Shaken, the explorer reaches out for sack and cup.
“Fifty thousand cowrie shells,” Johnson whispers. “That’s enough cash to support a village like Dindikoo for the next ten years. Smile, you fool.
Nod and grin. That’s it.” Johnson is rubbing his hands together like a shopkeeper sitting down to his evening meal. “Now we can buy bed and board in any village up and down the river. Women. Beer. Meat. No more sleepin’ in the bushes.”
“But. . those damned bloody heathen aborigines are taking thirty-seven lives right under our noses — in our honor nonetheless. Thirty-seven rational beings. . Take the money and we condone it.”
“Hey, Mr. Park. This is no time to get sanctimonious.

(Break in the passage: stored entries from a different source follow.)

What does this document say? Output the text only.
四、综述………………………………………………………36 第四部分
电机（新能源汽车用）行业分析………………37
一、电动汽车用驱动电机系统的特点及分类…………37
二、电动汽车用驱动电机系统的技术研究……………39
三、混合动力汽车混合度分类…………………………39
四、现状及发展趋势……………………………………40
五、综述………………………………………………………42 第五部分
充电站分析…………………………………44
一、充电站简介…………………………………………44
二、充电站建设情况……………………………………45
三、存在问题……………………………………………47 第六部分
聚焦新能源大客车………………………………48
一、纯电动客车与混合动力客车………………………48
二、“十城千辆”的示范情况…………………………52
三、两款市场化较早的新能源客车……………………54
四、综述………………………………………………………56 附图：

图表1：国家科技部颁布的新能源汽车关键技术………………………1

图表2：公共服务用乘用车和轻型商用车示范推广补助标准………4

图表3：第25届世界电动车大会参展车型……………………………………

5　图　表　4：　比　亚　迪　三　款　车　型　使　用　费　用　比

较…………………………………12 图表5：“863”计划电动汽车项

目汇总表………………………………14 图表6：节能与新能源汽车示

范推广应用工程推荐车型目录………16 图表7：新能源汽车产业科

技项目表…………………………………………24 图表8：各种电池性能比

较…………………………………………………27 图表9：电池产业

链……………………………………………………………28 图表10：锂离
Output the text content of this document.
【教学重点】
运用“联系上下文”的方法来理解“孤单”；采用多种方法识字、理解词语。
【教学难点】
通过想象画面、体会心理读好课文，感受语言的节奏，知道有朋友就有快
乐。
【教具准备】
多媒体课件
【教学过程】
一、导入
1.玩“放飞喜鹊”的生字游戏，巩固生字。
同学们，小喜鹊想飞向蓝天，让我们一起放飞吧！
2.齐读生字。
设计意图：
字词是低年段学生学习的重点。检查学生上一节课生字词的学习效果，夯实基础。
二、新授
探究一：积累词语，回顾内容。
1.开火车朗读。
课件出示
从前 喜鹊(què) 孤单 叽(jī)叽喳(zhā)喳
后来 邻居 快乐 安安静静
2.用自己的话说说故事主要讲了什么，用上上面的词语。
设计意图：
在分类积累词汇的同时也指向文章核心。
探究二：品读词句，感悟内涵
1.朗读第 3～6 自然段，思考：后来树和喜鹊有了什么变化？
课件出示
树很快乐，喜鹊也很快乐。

So long as we don’t wind up as number thirty-eight and thirty-nine I figure we’re doin’ just fine.”
The masked man seems to be winding down now, his phrases growing long and languorous; the explorer, shuddering at each gag and wheeze from the adjoining courtyard, picks up random phrases: “prosperous journey,” “too bad you can’t stay longer,” “riches untold — downriver.” Finally the little man throws off the mask. There is a cup in his hand. He raises it, as if saluting the explorer.